Description: open HTML file in LibreOffice 7.4.3.2 ă - LOffice does not know what to do with this ă displays ok ă displays ok ALL three should display the same Steps to Reproduce: 1.ă - LOffice does not know what to do with this 2.ă displays ok 3.ă displays ok Actual Results: LOffice displays "ă" Expected Results: should be one character; a lower case "a" with the breve symbol Reproducible: Always User Profile Reset: No Additional Info: <html> <head> <meta name="Author" CONTENT="Robert Margulski"> <meta name="Description" CONTENT="Romanian - a breve"> </head> <body> <h3> Romanian - a breve <br /> <br />&breve = ă (does NOT display correctly in LOffice 7.4.3.2) <br />&#259 = ă (Okay) <br />&#x0103 = ă (Okay) </h3> </body> </html>
Confirm Version 4.1.0.0.alpha0+ (Build ID: efca6f15609322f62a35619619a6d5fe5c9bd5a) Version: 7.5.0.0.alpha0+ (X86_64) / LibreOffice Community Build ID: 7b23c53232245a1f61c3e8ddff59d049a49fe975 CPU threads: 4; OS: Linux 5.15; UI render: default; VCL: gtk3 Locale: cs-CZ (cs_CZ.UTF-8); UI: en-US Calc: threaded
To make it explicit, it's the Unicode HTML entity: Char Dec Hex Entity Name ă 258 0103 &abreve Latin Small Letter A with Breve https://www.compart.com/en/unicode/U+0103
Created attachment 183757 [details] html unicode megalist This actually extends to dozens of unicode HTML entity names (one ampersand followed by only letters), see the list.

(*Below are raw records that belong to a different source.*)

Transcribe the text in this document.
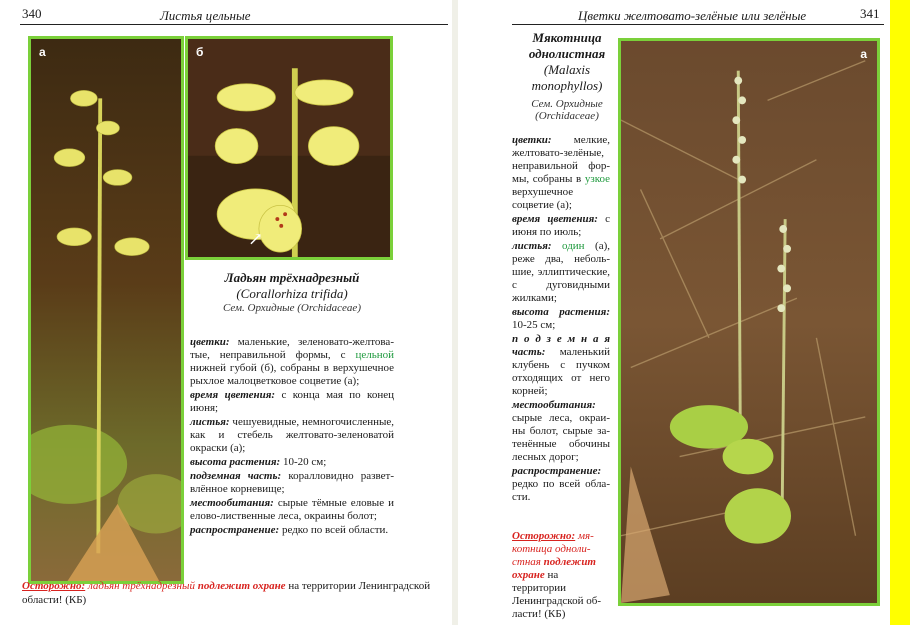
340	Листья цельные
а	б
↗
Ладьян трёхнадрезный
(Corallorhiza trifida)
Сем. Орхидные (Orchidaceae)

цветки: маленькие, зеленовато-желтоватые, неправильной формы, с цельной нижней губой (б), собраны в верхушечное рыхлое малоцветковое соцветие (а);

время цветения: с конца мая по конец июня;

листья: чешуевидные, немногочисленные, как и стебель желтовато-зеленоватой окраски (а);

высота растения: 10-20 см;

подземная часть: коралловидно разветвлённое корневище;

местообитания: сырые тёмные еловые и елово-лиственные леса, окраины болот;

распространение: редко по всей области.

Осторожно: ладьян трёхнадрезный подлежит охране на территории Ленинградской области! (КБ)
Цветки желтовато-зелёные или зелёные	341
Мякотница
однолистная
(Malaxis
monophyllos)
Сем. Орхидные
(Orchidaceae)

цветки: мелкие, желтовато-зелёные, неправильной формы, собраны в узкое верхушечное соцветие (а);

время цветения: с июня по июль;

листья: один (а), реже два, небольшие, эллиптические, с дуговидными жилками;

высота растения: 10-25 см;

п о д з е м н а я часть: маленький клубень с пучком отходящих от него корней;

местообитания: сырые леса, окраины болот, сырые затенённые обочины лесных дорог;

распространение: редко по всей области.

Осторожно: мякотница однолистная подлежит охране на территории Ленинградской области! (КБ)
а
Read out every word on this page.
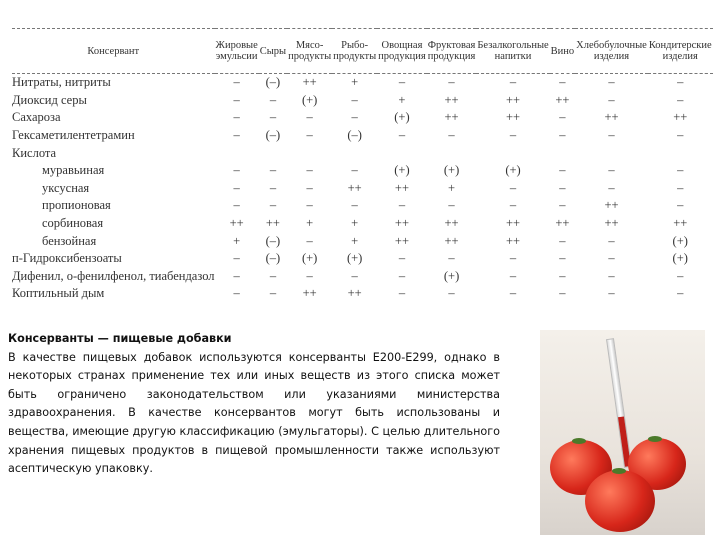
Консервант	Жировые эмульсии	Сыры	Мясо-продукты	Рыбо-продукты	Овощная продукция	Фруктовая продукция	Безалкогольные напитки	Вино	Хлебобулочные изделия	Кондитерские изделия
Нитраты, нитриты	–	(–)	++	+	–	–	–	–	–	–
Диоксид серы	–	–	(+)	–	+	++	++	++	–	–
Сахароза	–	–	–	–	(+)	++	++	–	++	++
Гексаметилентетрамин	–	(–)	–	(–)	–	–	–	–	–	–
Кислота										
муравьиная	–	–	–	–	(+)	(+)	(+)	–	–	–
уксусная	–	–	–	++	++	+	–	–	–	–
пропионовая	–	–	–	–	–	–	–	–	++	–
сорбиновая	++	++	+	+	++	++	++	++	++	++
бензойная	+	(–)	–	+	++	++	++	–	–	(+)
п-Гидроксибензоаты	–	(–)	(+)	(+)	–	–	–	–	–	(+)
Дифенил, о-фенилфенол, тиабендазол	–	–	–	–	–	(+)	–	–	–	–
Коптильный дым	–	–	++	++	–	–	–	–	–	–
Консерванты — пищевые добавки
В качестве пищевых добавок используются консерванты E200-E299, однако в некоторых странах применение тех или иных веществ из этого списка может быть ограничено законодательством или указаниями министерства здравоохранения. В качестве консервантов могут быть использованы и вещества, имеющие другую классификацию (эмульгаторы). С целью длительного хранения пищевых продуктов в пищевой промышленности также используют асептическую упаковку.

Confirming. Version: 7.5.0.0.alpha0+ (X86_64) / LibreOffice Community Build ID: 651658d37bcb3f493942dd5d0b9a0d65c96f105c CPU threads: 8; OS: Windows 10.0 Build 19044; UI render: Skia/Vulkan; VCL: win Locale: en-US (en_US); UI: en-US Calc: threaded LibreOffice filter import does not handle the additional HTML / XML named character entities added for HTML5. Not just ă or Ă as here. The unhandled entities are not converted to the appropriate glyph on LibreOffice document canvas and remain plaintext. Dante did add the handling needed for MathML support with https://gerrit.libreoffice.org/c/core/+/108333 But something similar is needed to support Writer Web parsing the characters from HTML/XHTML or XML. Attached test ODF text doc shows example of the named entities not being handled in LibreOffice Writer Web import. =-ref-= https://en.wikipedia.org/wiki/List_of_XML_and_HTML_character_entity_references https://html.spec.whatwg.org/multipage/named-characters.html#named-character-references
Created attachment 183759 [details] LO ODF text document sample with mix of named character entity values For named character entities added at HTML5 so without LO import filter handling, the unrecognized entity is left in its "& <name> ;" format on import.
(In reply to V Stuart Foote from comment #5) > Created attachment 183759 [details] > LO ODF text document sample with mix of named character entity values > > For named character entities added at HTML5 so without LO import filter > handling, the unrecognized entity is left in its "& <name> ;" format on > import. Oops sorry, that actually is a HTML generated from LO 7.5. Then edited a bit to clean up the HTML formatting to put each stanza on its own row. So when opened into LibreOffice, from Writer Web module select the HTML source view to see what entities are missing from filter import.